The upcoming travel-website consolidation

RIVALS can quickly become allies if it makes business sense. Last year AXA Private Equity and Permira competed fiercely in takeover battles of two European travel websites. AXA won the upper hand in the bidding war for Go Voyages, a French travel website, while Permira snapped up eDreams, a Barcelona-based travel website that AXA also coveted. Now the two private-equity firms have joined forces in a takeover bid for Opodo, Europe’s biggest travel website.
With their recently formed alliance AXA and Permira are hoping to merge Opodo with Go Voyages and eDreams to create a proper European rival to Orbitz and Expedia, two American firms which are the market leaders. The official deadline for the bids in the auction of Opodo, run by JPMorgan, an investment bank, was January 25th. Apart from the private-equity duo, Carlyle, an American private-equity firm that owns Orizonia, a Spanish tour operator, and Expedia are likely to have submitted bids. In a few days Amadeus, the Spanish travel-technology firm that owns Opodo, is expected to reveal to whom it will sell the website, which was founded by a consortium of European airlines and first launched in 2001 in Germany.

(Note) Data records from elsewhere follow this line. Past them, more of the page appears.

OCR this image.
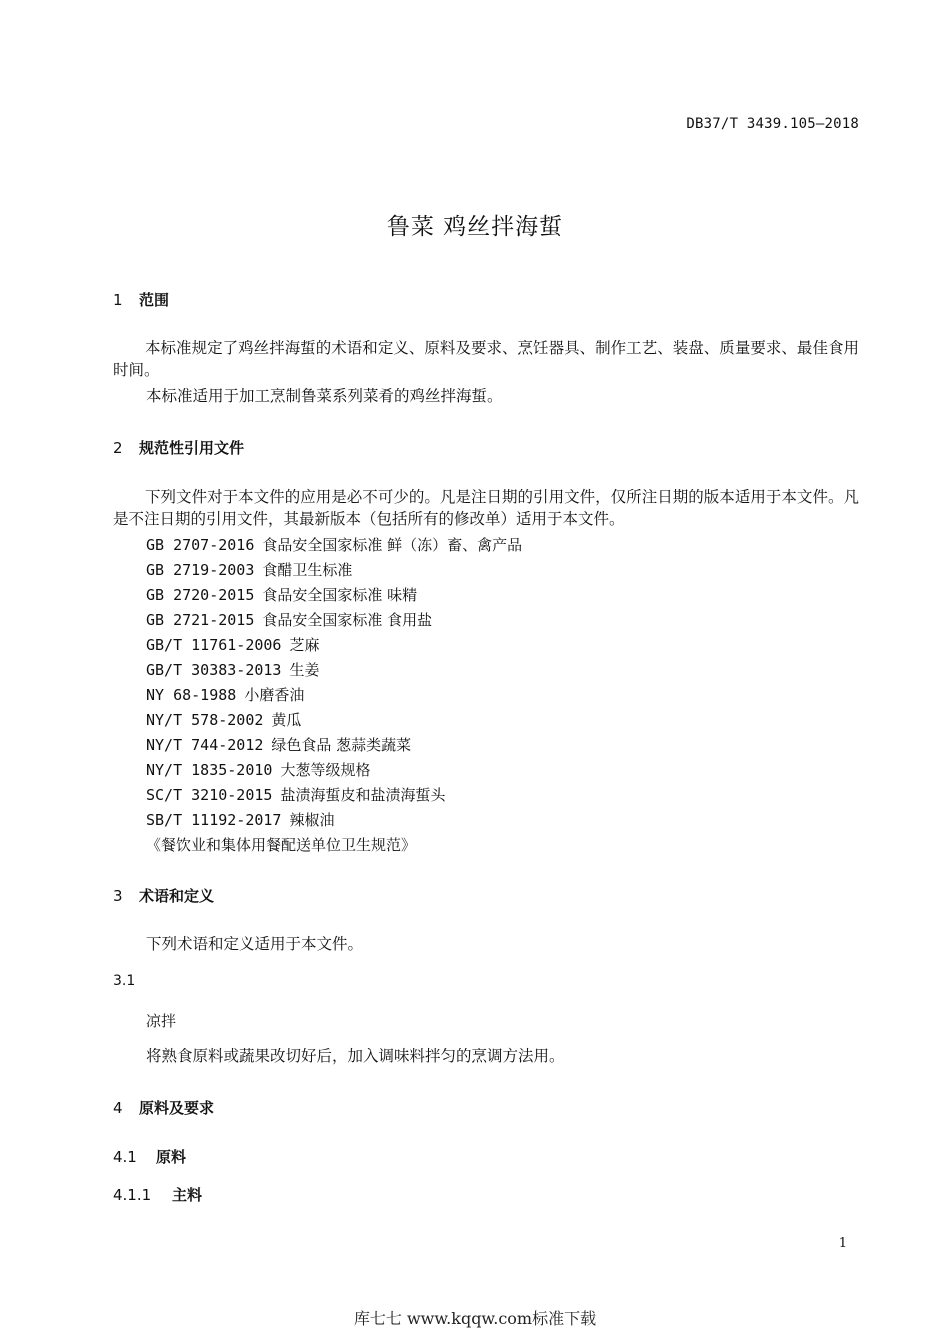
DB37/T 3439.105—2018
鲁菜 鸡丝拌海蜇
1 范围
本标准规定了鸡丝拌海蜇的术语和定义、原料及要求、烹饪器具、制作工艺、装盘、质量要求、最佳食用时间。
本标准适用于加工烹制鲁菜系列菜肴的鸡丝拌海蜇。
2 规范性引用文件
下列文件对于本文件的应用是必不可少的。凡是注日期的引用文件，仅所注日期的版本适用于本文件。凡是不注日期的引用文件，其最新版本（包括所有的修改单）适用于本文件。
GB 2707-2016 食品安全国家标准 鲜（冻）畜、禽产品
GB 2719-2003 食醋卫生标准
GB 2720-2015 食品安全国家标准 味精
GB 2721-2015 食品安全国家标准 食用盐
GB/T 11761-2006 芝麻
GB/T 30383-2013 生姜
NY 68-1988 小磨香油
NY/T 578-2002 黄瓜
NY/T 744-2012 绿色食品 葱蒜类蔬菜
NY/T 1835-2010 大葱等级规格
SC/T 3210-2015 盐渍海蜇皮和盐渍海蜇头
SB/T 11192-2017 辣椒油
《餐饮业和集体用餐配送单位卫生规范》
3 术语和定义
下列术语和定义适用于本文件。
3.1
凉拌
将熟食原料或蔬果改切好后，加入调味料拌匀的烹调方法用。
4 原料及要求
4.1 原料
4.1.1 主料
1
库七七 www.kqqw.com标准下载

Is consolidation good news for travellers? Generally a higher number of competitors means more choice for consumers, but in the fragmented online-travel business some consolidation is good news for buyers. The market leaders in France (Go Voyages) and Germany (Priceline) capture only a bit more then one-tenth of the online-travel market in their respective countries. Bigger companies have more negotiating power when they haggle over prices with airlines, hotels and insurance companies. “I don’t see a threat to consumers in a little more concentration,” says Christoph Klenner at the European Technology and Travel Services Association in Brussels.
The bigger question for European travel websites is how they can manage their relationship with airlines in the future. In America, the gloves are already off in what is increasingly a stand-off between airlines that want consumers to book directly on their websites and price-comparison websites, which lure consumers with claims that they offer the easiest way to shop around and find the cheapest flights. In December 2010 American Airlines stopped using all of Orbitz’s services as well as Expedia’s service for individual travellers because of a contract dispute. Southwest Airlines only makes its fares available on its website. And Delta Airlines told three smaller sites—CheapOair, OneTravel and BookIt—that their services were no longer required.